A US-based casino operator on Tuesday announced plans to develop a multi-billion-dollar resort off the coast of the United Arab Emirates, a Muslim state in the Gulf where gambling is prohibited.
Wynn Resorts, along with UAE property developer Marjan, said in a statement that an “integrated resort”, including “gaming facilities”, will be set up on Al-Marjan island in the emirate of Ras al-Khaimah.
Ras al-Khaimah is one of the seven members of the UAE, which includes the city state of Dubai.
Tuesday’s announcement comes as the Ras al-Khaimah tourism development authority (RAKTDA) said it formed a new division focused on the regulation of integrated resorts.
“These include hotel operations, convention space, entertainment, restaurants and lounges, spa, retail and gaming facilities,” it said in a statement.
“The foremost priority of this new division is to create a robust framework that will ensure responsible gaming at all levels.”
However, it did not clarify whether “gaming” refers to gambling, and both RAKTDA and Marjan did not respond to requests for comment.
The planned resort in Ras al-Khaimah will include more than 1,000 hotel rooms, meeting and convention facilities, restaurants, a spa, and a gaming area.
It is scheduled to be completed in 2026.
UAE authorities have for years denied reports that the country which neighbours Saudi Arabia, the birthplace of Islam, is to lift an Arabian Gulf-wide ban on gambling.
In 2020, the UAE revamped an array of laws in a social liberalisation drive designed to burnish its brand.
These included lifting a ban on unmarried couples living together, loosening restrictions on alcohol, and offering long-term residencies.

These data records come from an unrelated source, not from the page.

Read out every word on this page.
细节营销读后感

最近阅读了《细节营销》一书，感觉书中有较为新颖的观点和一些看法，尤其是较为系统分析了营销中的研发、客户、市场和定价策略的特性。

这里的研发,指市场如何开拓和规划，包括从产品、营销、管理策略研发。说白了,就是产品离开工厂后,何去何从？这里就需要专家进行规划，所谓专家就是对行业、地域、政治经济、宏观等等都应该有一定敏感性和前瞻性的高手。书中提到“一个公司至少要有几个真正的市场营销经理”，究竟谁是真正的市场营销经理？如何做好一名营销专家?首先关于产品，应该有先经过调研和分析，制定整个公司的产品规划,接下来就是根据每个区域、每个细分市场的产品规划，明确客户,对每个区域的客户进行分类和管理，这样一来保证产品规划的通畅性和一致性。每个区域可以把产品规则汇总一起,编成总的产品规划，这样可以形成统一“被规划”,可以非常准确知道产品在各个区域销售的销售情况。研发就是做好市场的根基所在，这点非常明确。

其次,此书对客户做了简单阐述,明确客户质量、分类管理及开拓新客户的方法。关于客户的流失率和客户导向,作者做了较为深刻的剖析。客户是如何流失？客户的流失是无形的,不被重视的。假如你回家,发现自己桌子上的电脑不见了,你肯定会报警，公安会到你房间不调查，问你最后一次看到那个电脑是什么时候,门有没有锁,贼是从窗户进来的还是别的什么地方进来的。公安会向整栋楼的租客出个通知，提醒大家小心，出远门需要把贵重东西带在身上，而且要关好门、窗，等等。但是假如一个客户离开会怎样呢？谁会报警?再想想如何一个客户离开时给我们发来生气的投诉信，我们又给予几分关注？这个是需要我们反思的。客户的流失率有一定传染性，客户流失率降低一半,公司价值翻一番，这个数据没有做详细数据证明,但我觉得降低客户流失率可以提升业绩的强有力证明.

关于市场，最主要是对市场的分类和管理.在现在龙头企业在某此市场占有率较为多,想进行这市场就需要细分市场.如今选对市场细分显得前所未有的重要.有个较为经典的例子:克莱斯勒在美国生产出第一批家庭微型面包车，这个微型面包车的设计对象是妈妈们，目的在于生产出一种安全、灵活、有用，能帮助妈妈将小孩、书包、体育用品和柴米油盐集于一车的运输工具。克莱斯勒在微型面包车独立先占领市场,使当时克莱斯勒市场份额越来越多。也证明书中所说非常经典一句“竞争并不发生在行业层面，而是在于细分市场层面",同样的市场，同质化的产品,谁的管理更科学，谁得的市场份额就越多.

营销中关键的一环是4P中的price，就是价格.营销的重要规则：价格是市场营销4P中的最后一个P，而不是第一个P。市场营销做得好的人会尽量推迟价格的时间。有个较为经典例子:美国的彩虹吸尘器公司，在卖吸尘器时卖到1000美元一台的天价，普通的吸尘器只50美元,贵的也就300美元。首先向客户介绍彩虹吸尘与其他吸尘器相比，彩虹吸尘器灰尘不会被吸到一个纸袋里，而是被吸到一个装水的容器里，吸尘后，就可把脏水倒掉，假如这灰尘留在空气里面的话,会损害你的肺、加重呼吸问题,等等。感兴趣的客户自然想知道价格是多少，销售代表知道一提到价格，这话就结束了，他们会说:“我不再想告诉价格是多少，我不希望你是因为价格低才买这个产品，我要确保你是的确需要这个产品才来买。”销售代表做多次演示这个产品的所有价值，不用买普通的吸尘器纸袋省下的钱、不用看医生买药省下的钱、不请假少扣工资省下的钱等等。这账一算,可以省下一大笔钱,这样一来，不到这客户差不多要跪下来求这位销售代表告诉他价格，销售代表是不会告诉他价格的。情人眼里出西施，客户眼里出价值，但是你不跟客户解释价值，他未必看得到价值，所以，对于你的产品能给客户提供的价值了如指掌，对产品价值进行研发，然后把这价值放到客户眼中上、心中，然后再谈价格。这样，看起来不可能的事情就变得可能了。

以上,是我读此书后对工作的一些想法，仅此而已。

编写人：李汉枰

The country has this year moved to a Western-style Saturday-Sunday weekend, in what experts said was an attempt to maintain its edge over regional competitors, particularly Saudi Arabia.
The Emirates became the only Gulf country not to observe weekends on a Friday, the Muslim day of prayer, and Saturday.
Foreigners in the UAE make up 90 percent of its 10-million population.